I first came across a mention of hydroxycitrate in an article about potential calorie restriction mimetics. As calorie restriction is, at least at the moment, the gold standard for anti-aging protocols, and has reliably increased lifespan by as much as 50% in virtually all animals it has been tried on, scientists are naturally quite interested in it. The catch is that most people are unwilling or unable to restrict calories – which is one reason intermittent fasting has generated a lot of interest – and so many scientists are looking for calorie restriction (CR) mimetics: drugs or compounds that have some of the same physiological properties as calorie restriction.
The property of hydroxycitrate that makes it a potential CR mimetic is that it promotes autophagy, the cellular self-cleansing process that rids cells of junk and that is so important in aging. “Similarly, either knockdown of ACLY or addition of hydroxycitrate (HC), its competitive inhibitor, also reduced cytoplasmic AcCoA levels, induced cytoplasmic protein deacetylation, and strongly stimulated autophagy in vitro.”
Oral administration of HC to WT mice for 2 days triggered a systemic autophagic response comparable to that induced by starvation. Prolonged treatment (2 weeks) with HC is known to cause significant weight loss, and this effect was not accompanied by reduced food intake. Surprisingly, weight reduction by HC was only observed in autophagy-competent wild-type mice, not in autophagy-deficient Atg4b−/− mice.
Hydroxycitrate induces autophagy strongly both in vitro, and in vivo in mice, comparable to that induced by starvation. This gives it the potential to be a powerful anti-aging drug.
It turns out that HC is also being used as part of a trio of OTC drugs that appear to be nearly a cure for cancer. Tumor regression with a combination of drugs interfering with the tumor metabolism: efficacy of hydroxycitrate, lipoic acid and capsaicin.
Cellular metabolic alterations are now well described as implicated in cancer and some strategies are currently developed to target these different pathways. In previous papers, we demonstrated that a combination of molecules (namely alpha-lipoic acid and hydroxycitrate, i.e. Metabloc™) targeting the cancer metabolism markedly decreased tumor cell growth in mice. In this work, we demonstrate that the addition of capsaicin further delays tumor growth in mice in a dose dependant manner. This is true for the three animal model tested: lung (LLC) cancer, bladder cancer (MBT-2) and melanoma B16F10. There was no apparent side effect of this ternary combination. The addition of a fourth drug (octreotide) is even more effective resulting in tumor regression in mice bearing LLC cancer. These four compounds are all known to target the cellular metabolism not its DNA. The efficacy, the apparent lack of toxicity, the long clinical track records of these medications in human medicine, all points toward the need for a clinical trial. The dramatic efficacy of treatment suggests that cancer may simply be a disease of dysregulated cellular metabolism.

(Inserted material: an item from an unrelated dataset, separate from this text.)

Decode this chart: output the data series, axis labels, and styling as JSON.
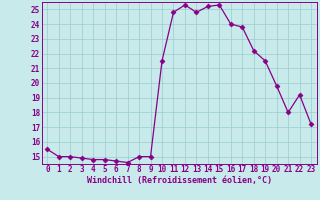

An earlier study showed that this combination is virtually non-toxic, and what is more, as effective as chemotherapy.
The efficacy of this combination appears similar to conventional chemotherapy (cisplatin or 5-fluorouracil) as it resulted in significant tumor growth retardation and enhanced survival. This preliminary study suggests that this combination of drugs is efficient against cancer cell proliferation both in vitro and in vivo. A clinical trial is warranted.

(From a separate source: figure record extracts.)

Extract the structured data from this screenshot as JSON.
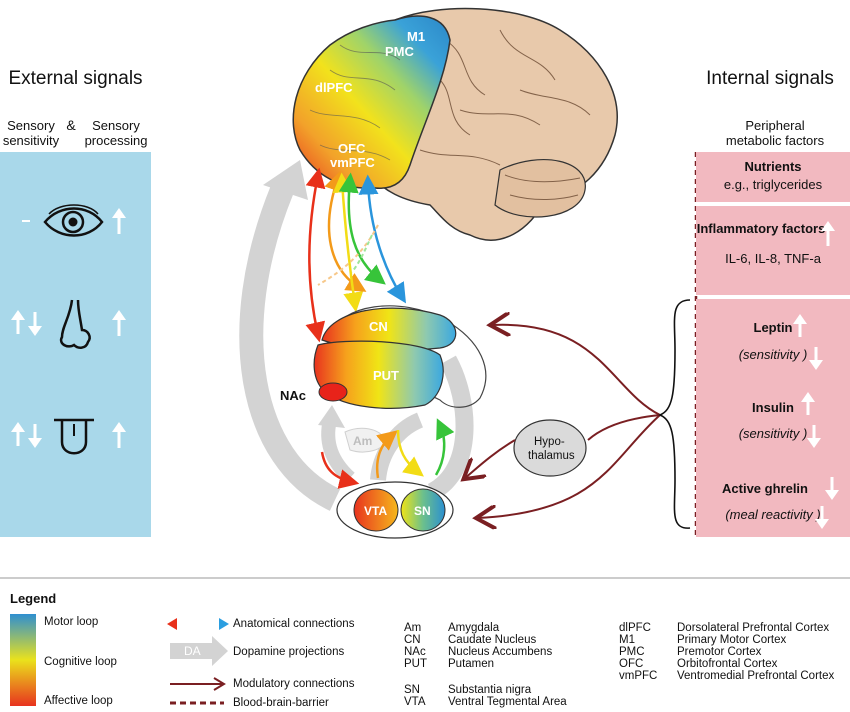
{
  "external": {
    "title": "External signals",
    "col1": "Sensory sensitivity",
    "amp": "&",
    "col2": "Sensory processing",
    "rows": [
      {
        "icon": "eye-icon",
        "left": "–",
        "right": "up"
      },
      {
        "icon": "nose-icon",
        "left": "up-down",
        "right": "up"
      },
      {
        "icon": "tongue-icon",
        "left": "up-down",
        "right": "up"
      }
    ]
  },
  "internal": {
    "title": "Internal signals",
    "subtitle": "Peripheral metabolic factors",
    "nutrients": {
      "title": "Nutrients",
      "value": "e.g., triglycerides"
    },
    "inflammatory": {
      "title": "Inflammatory factors",
      "value": "IL-6, IL-8, TNF-a"
    },
    "leptin": {
      "title": "Leptin",
      "note": "(sensitivity )"
    },
    "insulin": {
      "title": "Insulin",
      "note": "(sensitivity )"
    },
    "ghrelin": {
      "title": "Active ghrelin",
      "note": "(meal reactivity )"
    }
  },
  "brain": {
    "m1": "M1",
    "pmc": "PMC",
    "dlpfc": "dlPFC",
    "ofc": "OFC",
    "vmpfc": "vmPFC",
    "cn": "CN",
    "put": "PUT",
    "nac": "NAc",
    "am": "Am",
    "vta": "VTA",
    "sn": "SN",
    "hypothalamus": "Hypo-thalamus",
    "da": "DA"
  },
  "legend": {
    "title": "Legend",
    "motor": "Motor loop",
    "cognitive": "Cognitive loop",
    "affective": "Affective loop",
    "anatomical": "Anatomical connections",
    "dopamine": "Dopamine projections",
    "da_label": "DA",
    "modulatory": "Modulatory connections",
    "bbb": "Blood-brain-barrier",
    "abbr1": [
      {
        "k": "Am",
        "v": "Amygdala"
      },
      {
        "k": "CN",
        "v": "Caudate Nucleus"
      },
      {
        "k": "NAc",
        "v": "Nucleus Accumbens"
      },
      {
        "k": "PUT",
        "v": "Putamen"
      }
    ],
    "abbr2": [
      {
        "k": "SN",
        "v": "Substantia nigra"
      },
      {
        "k": "VTA",
        "v": "Ventral Tegmental Area"
      }
    ],
    "abbr3": [
      {
        "k": "dlPFC",
        "v": "Dorsolateral Prefrontal Cortex"
      },
      {
        "k": "M1",
        "v": "Primary Motor Cortex"
      },
      {
        "k": "PMC",
        "v": "Premotor Cortex"
      },
      {
        "k": "OFC",
        "v": "Orbitofrontal Cortex"
      },
      {
        "k": "vmPFC",
        "v": "Ventromedial Prefrontal Cortex"
      }
    ]
  },
  "colors": {
    "panel_blue": "#a9d8ea",
    "panel_pink": "#f2b9c0",
    "modulatory": "#7a1f22",
    "dopamine": "#d3d3d3"
  }
}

The significance of the statement that these compounds “target the cellular metabolism not its DNA” lies in the metabolic theory of cancer, championed by Thomas Seyfried, which holds that cancer results from metabolic derangements, particularly in mitochondria, and not from DNA mutations. Seyfried is well known for promoting the use of ketogenic diets and intermittent fasting in cancer treatment and prevention.
Hydroxycitrate, as an autophagy promoter, could potentially boost the autophagy response to intermittent fasting. Naturally, being the experimenter that I am, I picked up some hydroxycitrate from Amazon the other day, and I intend to take it while doing my intermittent fast. Of course, you can’t feel autophagy, so I may have nothing further either to experience or report, but if in a few weeks time I feel 30 years younger, I’ll be sure to let you know.